Problem: How do you determine the line of symmetry of a reciprocal equation?

Solution:

For example, I'll graph the reciprocal function Y=1/(x+2) ^Just a quick sketch

And the equation of the line of symmetry is simply -(x+2), which can be seen here: ^Also a quick sketch

By adding a negative in front of any reciprocal equation, you have the line of symmetry. That much I figured out.

The Real Problem: Why does this happen? I mean, how can I explain it in plain english?

## Answers and Replies

HallsofIvy
Science Advisor
Homework Helper
First, there is no such thing as "the" line of symmetry. Any hyperbola has two lines of symmetry. In the case you give, y= 1/(x-2), (Your graph is NOT of y= 1/(x+2). That would have a vertical asymptote at x= -2.), the center of the hyperbola is at (2, 0). The line you draw, through (2,0) and perpendicular to the line containing the vertices, so with slope -1, y= -(x-2)= 2- x, is one axis of symmetry. The line through (2,0) and passing through the vertices, y= x- 2, is also an axis of symmetry.

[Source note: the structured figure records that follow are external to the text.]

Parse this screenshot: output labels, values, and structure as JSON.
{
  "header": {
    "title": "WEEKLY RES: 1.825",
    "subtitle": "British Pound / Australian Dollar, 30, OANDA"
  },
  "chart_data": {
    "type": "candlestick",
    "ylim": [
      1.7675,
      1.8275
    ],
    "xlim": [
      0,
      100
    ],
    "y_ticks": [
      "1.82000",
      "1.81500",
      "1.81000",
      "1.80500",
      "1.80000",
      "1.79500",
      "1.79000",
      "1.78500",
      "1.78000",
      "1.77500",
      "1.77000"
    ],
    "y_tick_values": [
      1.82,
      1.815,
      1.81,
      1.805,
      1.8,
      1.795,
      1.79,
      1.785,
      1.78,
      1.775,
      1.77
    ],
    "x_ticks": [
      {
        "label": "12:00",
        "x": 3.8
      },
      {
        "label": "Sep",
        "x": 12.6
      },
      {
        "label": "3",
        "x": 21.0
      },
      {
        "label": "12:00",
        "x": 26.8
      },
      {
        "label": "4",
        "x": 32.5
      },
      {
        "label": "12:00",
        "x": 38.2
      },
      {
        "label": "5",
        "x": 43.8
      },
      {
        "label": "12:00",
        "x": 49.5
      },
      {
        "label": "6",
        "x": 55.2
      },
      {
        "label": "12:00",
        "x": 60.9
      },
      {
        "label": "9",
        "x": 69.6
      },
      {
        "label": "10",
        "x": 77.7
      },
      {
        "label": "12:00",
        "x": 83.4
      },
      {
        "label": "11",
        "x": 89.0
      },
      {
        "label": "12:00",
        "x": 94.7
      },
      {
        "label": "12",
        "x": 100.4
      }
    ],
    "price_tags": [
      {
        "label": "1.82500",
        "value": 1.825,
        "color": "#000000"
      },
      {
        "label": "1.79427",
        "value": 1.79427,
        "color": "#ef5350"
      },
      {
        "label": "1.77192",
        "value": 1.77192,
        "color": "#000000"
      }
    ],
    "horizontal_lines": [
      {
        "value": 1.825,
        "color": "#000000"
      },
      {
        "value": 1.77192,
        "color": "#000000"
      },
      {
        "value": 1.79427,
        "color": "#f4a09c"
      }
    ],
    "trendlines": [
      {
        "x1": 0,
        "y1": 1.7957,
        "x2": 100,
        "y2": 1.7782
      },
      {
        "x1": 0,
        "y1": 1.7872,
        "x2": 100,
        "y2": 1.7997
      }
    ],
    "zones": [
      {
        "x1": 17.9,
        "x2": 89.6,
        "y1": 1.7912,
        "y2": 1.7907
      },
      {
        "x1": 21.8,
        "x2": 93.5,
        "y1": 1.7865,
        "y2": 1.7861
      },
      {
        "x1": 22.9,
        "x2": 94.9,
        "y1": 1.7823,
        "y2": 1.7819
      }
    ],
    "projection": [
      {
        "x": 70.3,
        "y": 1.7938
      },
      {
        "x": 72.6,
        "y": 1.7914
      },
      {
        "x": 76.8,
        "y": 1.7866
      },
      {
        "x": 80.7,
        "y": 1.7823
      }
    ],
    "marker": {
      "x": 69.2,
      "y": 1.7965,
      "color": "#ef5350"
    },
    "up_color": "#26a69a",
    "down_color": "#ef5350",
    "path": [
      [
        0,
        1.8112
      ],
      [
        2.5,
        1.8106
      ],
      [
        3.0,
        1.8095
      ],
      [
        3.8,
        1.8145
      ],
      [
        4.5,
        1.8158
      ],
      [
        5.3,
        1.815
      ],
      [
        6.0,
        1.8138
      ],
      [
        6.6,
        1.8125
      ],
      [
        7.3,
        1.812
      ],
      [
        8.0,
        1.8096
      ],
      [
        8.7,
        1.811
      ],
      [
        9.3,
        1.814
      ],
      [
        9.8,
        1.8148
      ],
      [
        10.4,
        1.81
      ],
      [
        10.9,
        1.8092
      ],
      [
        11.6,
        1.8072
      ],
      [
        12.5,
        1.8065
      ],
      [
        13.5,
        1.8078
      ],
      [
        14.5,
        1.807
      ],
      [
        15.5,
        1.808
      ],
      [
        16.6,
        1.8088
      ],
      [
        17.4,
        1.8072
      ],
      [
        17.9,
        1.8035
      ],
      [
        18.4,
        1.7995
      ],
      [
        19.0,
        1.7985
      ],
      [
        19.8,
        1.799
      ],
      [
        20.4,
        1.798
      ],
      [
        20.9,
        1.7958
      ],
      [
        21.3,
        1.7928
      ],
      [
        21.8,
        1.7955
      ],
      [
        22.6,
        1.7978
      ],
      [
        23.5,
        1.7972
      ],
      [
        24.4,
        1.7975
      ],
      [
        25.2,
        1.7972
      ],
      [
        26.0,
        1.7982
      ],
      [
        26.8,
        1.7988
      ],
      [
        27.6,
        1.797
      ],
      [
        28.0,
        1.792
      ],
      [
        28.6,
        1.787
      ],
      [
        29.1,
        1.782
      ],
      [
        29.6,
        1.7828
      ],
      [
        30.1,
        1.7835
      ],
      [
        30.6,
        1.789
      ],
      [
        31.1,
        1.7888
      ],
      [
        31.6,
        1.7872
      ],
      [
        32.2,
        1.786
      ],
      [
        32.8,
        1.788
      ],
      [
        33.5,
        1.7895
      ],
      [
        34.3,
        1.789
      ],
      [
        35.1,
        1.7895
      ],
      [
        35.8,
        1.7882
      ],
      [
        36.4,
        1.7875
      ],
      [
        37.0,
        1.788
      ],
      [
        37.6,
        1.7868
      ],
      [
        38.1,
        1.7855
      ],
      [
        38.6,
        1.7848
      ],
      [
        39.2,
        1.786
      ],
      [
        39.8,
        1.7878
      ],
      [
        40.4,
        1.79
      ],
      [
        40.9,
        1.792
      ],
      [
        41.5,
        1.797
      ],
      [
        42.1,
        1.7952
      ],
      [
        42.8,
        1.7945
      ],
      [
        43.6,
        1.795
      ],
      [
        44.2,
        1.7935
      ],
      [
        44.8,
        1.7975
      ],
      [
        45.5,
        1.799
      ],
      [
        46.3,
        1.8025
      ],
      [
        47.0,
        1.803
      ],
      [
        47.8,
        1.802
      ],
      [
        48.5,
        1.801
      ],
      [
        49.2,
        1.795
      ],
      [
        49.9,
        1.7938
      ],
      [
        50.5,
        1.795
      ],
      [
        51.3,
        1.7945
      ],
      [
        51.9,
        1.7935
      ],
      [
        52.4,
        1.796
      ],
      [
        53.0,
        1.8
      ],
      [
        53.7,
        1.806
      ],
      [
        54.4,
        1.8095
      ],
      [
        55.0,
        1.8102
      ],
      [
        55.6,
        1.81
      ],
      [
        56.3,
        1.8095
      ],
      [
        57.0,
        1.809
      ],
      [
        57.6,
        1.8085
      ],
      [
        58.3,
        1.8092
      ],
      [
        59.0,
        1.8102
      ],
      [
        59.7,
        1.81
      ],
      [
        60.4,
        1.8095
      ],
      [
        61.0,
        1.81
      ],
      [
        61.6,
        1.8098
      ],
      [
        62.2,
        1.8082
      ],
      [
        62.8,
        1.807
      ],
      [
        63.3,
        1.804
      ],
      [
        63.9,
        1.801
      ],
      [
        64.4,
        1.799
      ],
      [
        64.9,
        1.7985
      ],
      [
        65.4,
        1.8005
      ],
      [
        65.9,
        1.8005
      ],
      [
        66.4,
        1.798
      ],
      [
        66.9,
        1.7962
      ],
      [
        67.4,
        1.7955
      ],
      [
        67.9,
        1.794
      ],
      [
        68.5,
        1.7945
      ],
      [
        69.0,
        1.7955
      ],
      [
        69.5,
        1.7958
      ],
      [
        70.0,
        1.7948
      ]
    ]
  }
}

I am not at all sure what you mean by "By adding a negative in front of any reciprocal equation, you have the line of symmetry." Do you mean "if y= 1/(x-a) is a hyperbola, then y= -1(x-a)= a- x is a line of symmetry"? If that is what you mean, then, yes, that is true. For that particular kind of hyperbola, the two lines of symmetry have slopes 1 and -1 and pass through the center of the hyperbola, (a, 0). Their equations are, therefore, y= 1(x-a)= x-a and y=-1(x-a)= a- x.

More generally, any hyperbola has two lines of symmetry: the line through the two vertices and the line through the center (half way between the vertices) perpendicular to that line.